Buchcover: "Alles haben" von Marco Missiroli

Lesefrüchte

"Alles haben" von Marco Missiroli

Stand: 08.09.2023, 11:01 Uhr

Sandro, ein vierzigjähriger Werbetexter aus Mailand, fährt zu seinem todkranken Vater nach Rimini. Beide sind wortkarg, und beide hüten ein Geheimnis. Bestsellerautor Marco Missirolis neuer, berührender Roman über eine Vater-Sohn-Beziehung.

Nando verrät dem Sohn nicht, wo er seine Nächte verbringt. Sandro ist ein Spieler und schweigt sich über seine Finanzen aus. Ihr Spiel beginnt: Vater und Sohn kontrollieren einander.
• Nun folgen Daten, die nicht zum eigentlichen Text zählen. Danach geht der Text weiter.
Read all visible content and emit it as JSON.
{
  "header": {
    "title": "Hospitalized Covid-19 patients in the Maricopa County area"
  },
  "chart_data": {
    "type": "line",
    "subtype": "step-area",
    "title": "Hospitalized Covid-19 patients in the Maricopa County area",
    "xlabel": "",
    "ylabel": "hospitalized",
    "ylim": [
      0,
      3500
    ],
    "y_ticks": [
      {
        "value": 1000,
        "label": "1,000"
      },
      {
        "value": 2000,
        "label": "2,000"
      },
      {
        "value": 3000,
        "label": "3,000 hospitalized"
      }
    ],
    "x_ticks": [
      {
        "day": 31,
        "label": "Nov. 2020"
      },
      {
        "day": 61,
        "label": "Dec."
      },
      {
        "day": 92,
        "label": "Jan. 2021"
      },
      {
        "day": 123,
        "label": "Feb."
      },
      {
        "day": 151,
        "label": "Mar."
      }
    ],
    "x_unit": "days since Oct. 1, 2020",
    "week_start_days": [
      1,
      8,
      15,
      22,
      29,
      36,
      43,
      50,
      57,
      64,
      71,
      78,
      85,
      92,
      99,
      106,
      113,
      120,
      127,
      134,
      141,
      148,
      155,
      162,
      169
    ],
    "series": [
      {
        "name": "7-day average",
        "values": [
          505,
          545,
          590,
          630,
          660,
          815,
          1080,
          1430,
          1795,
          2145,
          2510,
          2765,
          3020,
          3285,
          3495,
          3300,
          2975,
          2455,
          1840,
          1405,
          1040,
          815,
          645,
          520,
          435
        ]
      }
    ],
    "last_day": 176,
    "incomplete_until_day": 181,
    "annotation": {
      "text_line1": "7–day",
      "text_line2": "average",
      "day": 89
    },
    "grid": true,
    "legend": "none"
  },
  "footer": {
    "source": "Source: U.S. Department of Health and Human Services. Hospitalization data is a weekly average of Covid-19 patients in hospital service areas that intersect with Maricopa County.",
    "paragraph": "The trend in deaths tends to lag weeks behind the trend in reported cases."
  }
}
Sandro fährt dem Vater nachts hinterher. Erstaunt und erleichtert stellt er fest, dass Nando seine große Leidenschaft wiederentdeckt hat: Nacht für Nacht tanzt er im Freizeitwerk der Eisenbahner, so lange es noch geht. Er tut es so hervorragend wie einst auf den Strandbällen in Rimini mit seiner längst verstorbenen Frau Caterina.

Und Nando durchsucht Sandros Reisetasche. Er weiß, dass sein einziger Sohn ihn immer wieder bestohlen hat. Er ahnt, dass er weiterspielt, will ihm gut zureden. Aber Sandro leugnet. Und doch spürt sein sterbender Vater, wie sehr Sandro von seiner unbezähmbaren Lust, "alles haben" zu können, - so der Titel des Romans – weiterhin mit seiner Spielsucht kämpft.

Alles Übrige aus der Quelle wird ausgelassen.